The opening of Breaking In is jarring and confusing and sets the tone for the rest of the roughly 90-minute film, which could best be described as Panic Room-meets-Eye for an Eye—with black people.
A handsome, older black man is jogging through a residential neighborhood when he is suddenly and without warning struck by a pickup truck. As he lies in the street, struggling for what are probably his last breaths, the driver of the truck gets out and stomps him, ensuring that he dies.
That one confusing incident is the setup for a film that, while full of plot holes and unanswered questions, gives us plenty of Gabrielle Union kicking ass—and that is what we all want to see anyway.
Union plays Shaun, and the dead man is her father. Shaun and her two children, Jasmine (Ajiona Alexus) and Glover (Seth Carr), head to her father’s technologically advanced and highly secured fortress somewhere in Wisconsin to prepare the house to be sold. Shaun grew up in the home, but her children have never been there before.

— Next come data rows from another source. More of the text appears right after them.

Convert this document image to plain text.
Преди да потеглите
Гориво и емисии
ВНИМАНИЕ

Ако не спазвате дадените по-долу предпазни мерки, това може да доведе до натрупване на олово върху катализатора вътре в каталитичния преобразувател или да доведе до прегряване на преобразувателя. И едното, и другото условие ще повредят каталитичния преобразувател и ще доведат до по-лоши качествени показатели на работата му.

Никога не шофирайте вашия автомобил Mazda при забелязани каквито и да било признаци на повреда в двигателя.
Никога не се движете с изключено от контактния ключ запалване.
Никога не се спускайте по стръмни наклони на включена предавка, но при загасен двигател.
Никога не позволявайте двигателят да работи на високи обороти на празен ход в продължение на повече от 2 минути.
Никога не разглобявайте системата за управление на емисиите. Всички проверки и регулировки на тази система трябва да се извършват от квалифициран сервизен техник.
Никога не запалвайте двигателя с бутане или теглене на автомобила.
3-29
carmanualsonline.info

They are immediately mesmerized by the mansion, and as Glover goes wandering around, playing with a drone he found and exploring the property, Jasmine—in typical teen fashion—finds a room to sit alone in with her cellphone, listening to music and chatting with her new boyfriend.
Just why Shaun’s father was killed and what he did for a living is never explained, but he was clearly wealthy, and it is a piece of that wealth that four bumbling criminals are after when they break into the home.
The thieves are after a safe that contains $4 million in cash. Again, we don’t know how they knew about the safe and how they got into the fortress unnoticed, but once they are inside, Shaun suddenly finds herself locked outside and away from her children. The thieves then taunt Shaun, holding her children hostage, and the rest of the movie is spent on Shaun trying to get back in and save her babies.
Because what mother wouldn’t do whatever it is she needs to do to save her children from the bad guys?
Shaun and her children prove to be incredibly smart, at times outwitting the idiots who have broken in and are holding them hostage; but there is enough tension, twists and turns to make you wonder whether or not the three of them will actually make it out alive.
The action in the film moves fast, and the more the criminals irritate Shaun, the more ass she kicks—and that alone makes the film well worth the price of admission.
Union is definitely action-movie material, but while Breaking In showcases her action chops, it doesn’t do her justice. Still, it’s worth watching, if only to see one beautiful black woman kick the asses of four desperate men, all while working to save her children.
Both Union and Richard Cabral—who plays a completely unhinged criminal who gets a sick thrill from maiming and killing people—give standout performances in the film.
Breaking In opens in theaters Friday, May 11.